Figures for the first quarter of 2024 revealed revenues of $21.3bn, down on analysts’ predictions of just over $22bn.

But the decision by Tesla to bring forward the launch of new models from the second half of 2025 boosted its shares by nearly 12.5% in after-hours trading.

It did not reveal pricing details for the new vehicles.

However Mr Musk made clear he also grander ambitions, touting Tesla’s AI credentials and plans for self-driving vehicles – even going as far as to say considering it to be just a car company was the “wrong framework.”

“If somebody doesn’t believe Tesla is going to solve autonomy I think they should not be an investor,” he said.

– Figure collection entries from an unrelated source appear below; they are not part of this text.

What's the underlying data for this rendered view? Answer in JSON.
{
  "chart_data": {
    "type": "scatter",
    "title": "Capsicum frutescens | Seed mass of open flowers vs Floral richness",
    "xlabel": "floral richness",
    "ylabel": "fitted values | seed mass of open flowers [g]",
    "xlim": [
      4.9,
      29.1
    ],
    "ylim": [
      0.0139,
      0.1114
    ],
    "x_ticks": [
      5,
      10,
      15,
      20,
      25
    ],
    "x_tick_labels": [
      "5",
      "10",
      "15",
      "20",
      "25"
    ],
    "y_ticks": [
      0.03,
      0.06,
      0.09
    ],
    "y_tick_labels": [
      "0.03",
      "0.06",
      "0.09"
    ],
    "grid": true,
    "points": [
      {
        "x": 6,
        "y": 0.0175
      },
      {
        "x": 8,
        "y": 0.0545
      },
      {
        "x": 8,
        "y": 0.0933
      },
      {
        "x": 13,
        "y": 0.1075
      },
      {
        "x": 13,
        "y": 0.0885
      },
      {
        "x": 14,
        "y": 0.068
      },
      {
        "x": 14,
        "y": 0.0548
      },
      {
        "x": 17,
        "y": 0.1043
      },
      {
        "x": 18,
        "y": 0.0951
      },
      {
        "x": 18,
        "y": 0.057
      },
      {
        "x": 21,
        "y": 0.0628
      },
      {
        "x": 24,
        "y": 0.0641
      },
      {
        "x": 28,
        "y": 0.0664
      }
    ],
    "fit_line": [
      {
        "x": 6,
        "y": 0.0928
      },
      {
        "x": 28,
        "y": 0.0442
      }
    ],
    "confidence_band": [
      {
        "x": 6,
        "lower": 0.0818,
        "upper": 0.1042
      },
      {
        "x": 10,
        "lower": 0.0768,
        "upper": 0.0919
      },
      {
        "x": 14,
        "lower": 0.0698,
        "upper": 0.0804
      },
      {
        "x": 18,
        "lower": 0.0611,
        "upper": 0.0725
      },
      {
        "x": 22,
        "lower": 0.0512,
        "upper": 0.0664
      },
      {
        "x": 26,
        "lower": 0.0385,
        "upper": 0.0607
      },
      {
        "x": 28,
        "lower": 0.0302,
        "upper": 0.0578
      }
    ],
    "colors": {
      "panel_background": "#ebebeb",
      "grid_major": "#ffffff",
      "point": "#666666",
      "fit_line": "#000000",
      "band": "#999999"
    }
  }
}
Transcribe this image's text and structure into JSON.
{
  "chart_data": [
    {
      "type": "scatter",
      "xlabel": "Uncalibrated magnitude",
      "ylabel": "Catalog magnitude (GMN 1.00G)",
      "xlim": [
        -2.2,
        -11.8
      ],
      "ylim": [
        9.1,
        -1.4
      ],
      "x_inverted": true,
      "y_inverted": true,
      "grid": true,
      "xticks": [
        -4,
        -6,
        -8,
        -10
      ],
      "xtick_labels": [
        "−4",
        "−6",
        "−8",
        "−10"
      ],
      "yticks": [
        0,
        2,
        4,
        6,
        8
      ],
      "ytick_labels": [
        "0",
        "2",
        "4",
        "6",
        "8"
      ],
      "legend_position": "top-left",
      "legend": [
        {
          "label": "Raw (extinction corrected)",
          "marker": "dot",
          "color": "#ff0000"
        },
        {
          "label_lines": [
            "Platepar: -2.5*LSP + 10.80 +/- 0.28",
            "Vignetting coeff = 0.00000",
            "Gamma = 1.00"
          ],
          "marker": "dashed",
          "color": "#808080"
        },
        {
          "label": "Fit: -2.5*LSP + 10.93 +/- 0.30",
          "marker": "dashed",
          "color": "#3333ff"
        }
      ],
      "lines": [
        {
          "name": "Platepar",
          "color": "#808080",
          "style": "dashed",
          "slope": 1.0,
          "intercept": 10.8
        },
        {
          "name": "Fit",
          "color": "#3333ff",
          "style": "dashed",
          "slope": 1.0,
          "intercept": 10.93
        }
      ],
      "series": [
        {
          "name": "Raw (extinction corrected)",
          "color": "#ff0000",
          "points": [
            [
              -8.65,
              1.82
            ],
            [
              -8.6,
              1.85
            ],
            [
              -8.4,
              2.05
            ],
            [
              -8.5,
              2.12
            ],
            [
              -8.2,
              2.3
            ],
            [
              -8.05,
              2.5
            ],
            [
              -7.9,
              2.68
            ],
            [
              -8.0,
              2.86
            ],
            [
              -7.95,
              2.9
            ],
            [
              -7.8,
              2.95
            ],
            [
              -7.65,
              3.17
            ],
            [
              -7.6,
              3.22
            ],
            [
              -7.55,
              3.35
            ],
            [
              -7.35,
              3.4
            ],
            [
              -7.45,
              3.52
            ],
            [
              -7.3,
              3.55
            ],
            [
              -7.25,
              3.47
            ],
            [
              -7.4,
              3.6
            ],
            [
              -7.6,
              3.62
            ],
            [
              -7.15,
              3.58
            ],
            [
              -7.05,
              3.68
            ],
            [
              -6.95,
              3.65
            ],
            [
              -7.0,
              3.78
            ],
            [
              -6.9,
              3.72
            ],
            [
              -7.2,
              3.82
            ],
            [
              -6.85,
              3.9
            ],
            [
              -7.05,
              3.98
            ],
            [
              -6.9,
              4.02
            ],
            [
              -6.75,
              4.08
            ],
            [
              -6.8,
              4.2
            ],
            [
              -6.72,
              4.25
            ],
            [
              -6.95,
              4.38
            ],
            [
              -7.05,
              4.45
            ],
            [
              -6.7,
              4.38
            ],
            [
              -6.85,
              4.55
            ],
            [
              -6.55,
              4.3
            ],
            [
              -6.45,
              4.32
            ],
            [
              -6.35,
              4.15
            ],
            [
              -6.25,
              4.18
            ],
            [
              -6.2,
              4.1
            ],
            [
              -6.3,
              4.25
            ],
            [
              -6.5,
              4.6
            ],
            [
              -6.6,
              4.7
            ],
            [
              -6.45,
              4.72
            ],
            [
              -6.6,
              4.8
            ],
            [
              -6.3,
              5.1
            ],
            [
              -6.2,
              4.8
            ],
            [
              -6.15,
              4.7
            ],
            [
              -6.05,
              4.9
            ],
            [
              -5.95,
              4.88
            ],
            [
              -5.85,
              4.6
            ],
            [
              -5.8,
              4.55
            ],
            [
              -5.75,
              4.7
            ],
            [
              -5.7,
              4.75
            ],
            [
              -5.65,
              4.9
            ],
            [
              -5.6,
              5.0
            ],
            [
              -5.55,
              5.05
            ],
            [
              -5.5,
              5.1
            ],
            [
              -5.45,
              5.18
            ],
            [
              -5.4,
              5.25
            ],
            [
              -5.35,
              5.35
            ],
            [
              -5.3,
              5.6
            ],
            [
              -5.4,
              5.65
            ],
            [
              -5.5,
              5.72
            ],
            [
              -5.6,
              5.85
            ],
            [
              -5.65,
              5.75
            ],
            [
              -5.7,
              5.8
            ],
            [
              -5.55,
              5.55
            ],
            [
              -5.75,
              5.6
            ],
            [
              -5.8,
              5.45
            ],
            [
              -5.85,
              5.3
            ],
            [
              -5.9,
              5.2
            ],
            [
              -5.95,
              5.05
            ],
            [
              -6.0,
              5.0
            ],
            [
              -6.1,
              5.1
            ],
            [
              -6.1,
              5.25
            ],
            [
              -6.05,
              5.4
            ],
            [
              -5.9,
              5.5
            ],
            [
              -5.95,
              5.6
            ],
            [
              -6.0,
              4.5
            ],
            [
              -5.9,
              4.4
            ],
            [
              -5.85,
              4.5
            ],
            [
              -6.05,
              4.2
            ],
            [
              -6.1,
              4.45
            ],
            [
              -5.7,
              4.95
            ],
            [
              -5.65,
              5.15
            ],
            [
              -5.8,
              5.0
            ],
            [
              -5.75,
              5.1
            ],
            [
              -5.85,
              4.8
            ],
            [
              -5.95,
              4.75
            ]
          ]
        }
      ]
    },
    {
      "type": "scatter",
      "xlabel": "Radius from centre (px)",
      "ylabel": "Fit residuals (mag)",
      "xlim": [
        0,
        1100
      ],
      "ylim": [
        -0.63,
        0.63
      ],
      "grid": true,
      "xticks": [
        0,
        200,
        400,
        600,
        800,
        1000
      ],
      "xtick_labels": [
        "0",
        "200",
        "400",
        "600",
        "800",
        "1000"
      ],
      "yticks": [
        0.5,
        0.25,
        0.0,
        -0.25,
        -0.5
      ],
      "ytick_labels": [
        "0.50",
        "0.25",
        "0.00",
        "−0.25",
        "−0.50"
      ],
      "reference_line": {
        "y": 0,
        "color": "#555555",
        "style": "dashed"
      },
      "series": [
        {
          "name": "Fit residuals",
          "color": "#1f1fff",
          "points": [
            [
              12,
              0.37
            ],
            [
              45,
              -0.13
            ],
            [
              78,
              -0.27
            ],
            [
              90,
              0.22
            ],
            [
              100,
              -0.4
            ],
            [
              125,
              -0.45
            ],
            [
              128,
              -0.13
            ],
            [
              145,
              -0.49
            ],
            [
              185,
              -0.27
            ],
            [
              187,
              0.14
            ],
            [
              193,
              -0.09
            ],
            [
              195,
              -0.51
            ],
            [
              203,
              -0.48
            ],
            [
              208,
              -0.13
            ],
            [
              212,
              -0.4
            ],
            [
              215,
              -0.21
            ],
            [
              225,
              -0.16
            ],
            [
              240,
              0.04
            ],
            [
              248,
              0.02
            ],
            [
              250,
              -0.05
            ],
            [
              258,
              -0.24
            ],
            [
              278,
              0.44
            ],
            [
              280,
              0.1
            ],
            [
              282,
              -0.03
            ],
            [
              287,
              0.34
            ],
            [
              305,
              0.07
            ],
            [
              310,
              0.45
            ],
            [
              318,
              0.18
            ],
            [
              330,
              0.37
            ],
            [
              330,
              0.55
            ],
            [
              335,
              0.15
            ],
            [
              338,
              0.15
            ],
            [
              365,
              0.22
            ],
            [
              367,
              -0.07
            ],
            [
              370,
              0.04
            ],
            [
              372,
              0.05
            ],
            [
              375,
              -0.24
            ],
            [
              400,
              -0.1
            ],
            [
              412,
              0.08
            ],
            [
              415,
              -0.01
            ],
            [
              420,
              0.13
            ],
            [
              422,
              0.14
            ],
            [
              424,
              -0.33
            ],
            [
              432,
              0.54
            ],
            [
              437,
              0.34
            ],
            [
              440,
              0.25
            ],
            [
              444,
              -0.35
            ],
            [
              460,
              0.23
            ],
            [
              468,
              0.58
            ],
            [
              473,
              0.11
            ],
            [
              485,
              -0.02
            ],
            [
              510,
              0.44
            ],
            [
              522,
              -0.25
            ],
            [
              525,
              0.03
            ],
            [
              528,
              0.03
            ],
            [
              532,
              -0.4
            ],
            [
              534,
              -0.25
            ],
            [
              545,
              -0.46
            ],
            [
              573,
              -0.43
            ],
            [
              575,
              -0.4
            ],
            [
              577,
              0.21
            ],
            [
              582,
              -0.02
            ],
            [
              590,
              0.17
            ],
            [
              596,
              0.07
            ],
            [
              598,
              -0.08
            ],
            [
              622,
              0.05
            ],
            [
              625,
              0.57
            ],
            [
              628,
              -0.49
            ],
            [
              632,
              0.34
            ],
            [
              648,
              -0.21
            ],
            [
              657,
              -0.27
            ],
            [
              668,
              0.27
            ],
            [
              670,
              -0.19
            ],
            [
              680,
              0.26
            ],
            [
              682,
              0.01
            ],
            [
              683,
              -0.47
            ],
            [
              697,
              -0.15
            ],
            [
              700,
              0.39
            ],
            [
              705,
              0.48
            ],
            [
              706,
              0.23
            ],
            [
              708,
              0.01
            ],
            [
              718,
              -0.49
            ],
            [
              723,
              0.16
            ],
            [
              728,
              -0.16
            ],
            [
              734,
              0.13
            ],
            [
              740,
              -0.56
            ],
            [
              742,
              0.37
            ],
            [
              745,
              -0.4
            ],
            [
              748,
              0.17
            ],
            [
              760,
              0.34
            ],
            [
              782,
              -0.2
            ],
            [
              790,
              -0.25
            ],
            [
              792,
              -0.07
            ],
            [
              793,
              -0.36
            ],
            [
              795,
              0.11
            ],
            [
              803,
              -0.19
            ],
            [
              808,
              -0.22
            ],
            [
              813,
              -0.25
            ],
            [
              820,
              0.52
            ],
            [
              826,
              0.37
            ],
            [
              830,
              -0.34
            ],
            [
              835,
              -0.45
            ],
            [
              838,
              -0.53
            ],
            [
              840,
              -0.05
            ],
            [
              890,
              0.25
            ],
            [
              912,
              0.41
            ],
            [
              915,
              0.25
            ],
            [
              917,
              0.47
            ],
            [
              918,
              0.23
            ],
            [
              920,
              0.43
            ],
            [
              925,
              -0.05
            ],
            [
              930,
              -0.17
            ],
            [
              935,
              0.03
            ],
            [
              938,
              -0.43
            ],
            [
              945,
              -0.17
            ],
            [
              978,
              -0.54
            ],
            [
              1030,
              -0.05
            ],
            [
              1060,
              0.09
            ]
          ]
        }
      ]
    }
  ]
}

Such sentiments have been questioned by analysts though, with Deutsche Bank saying driverless cars face “technological, regulatory and operational challenges.”

Some investors have called for the company to instead focus on releasing a lower price, mass-market EV.

However, Tesla has already been on a charm offensive, trying to win over new customers by dropping its prices in a series of markets in the face of falling sales.

It also said its situation was not unique.

“Global EV sales continue to be under pressure as many carmakers prioritize hybrids over EVs,” it said.

Despite plans to bring forward new models originally planned for next year the firm is cutting its workforce.

Tesla said it would lose 3,332 jobs in California and 2,688 positions in Texas, starting mid-June.

The cuts in Texas represent 12% of Tesla’s total workforce of almost 23,000 in the area where its gigafactory and headquarters are located.

However, Mr Musk sought to downplay the move.

“Tesla has now created over 30,000 manufacturing jobs in California!” he said in a post on his social media platform X, formerly Twitter, on Tuesday.

Another 285 jobs will be lost in New York.

Tesla’s total workforce stood at more than 140,000 late last year, up from around 100,000 at the end of 2021, according to the company’s filings with US regulators.

Musk’s salary

The car firm is also facing other issues, with a struggle over Mr Musk’s compensation still raging on.

On Wednesday, Tesla asked shareholders to vote for a proposal to accept Mr Musk’s compensation package – once valued at $56bn – which had been rejected by a Delaware judge.

The judge found Tesla’s directors had breached their fiduciary duty to the firm by awarding Mr Musk the pay-out.

Due to the fall in Tesla’s stock value, the compensation package is now estimated to be around $10bn less – but still greater than the GDP of many countries.

In addition, Tesla wants its shareholders to agree to the firm being moved from Delaware to Texas – which Mr Musk called for after the judge rejected his payday.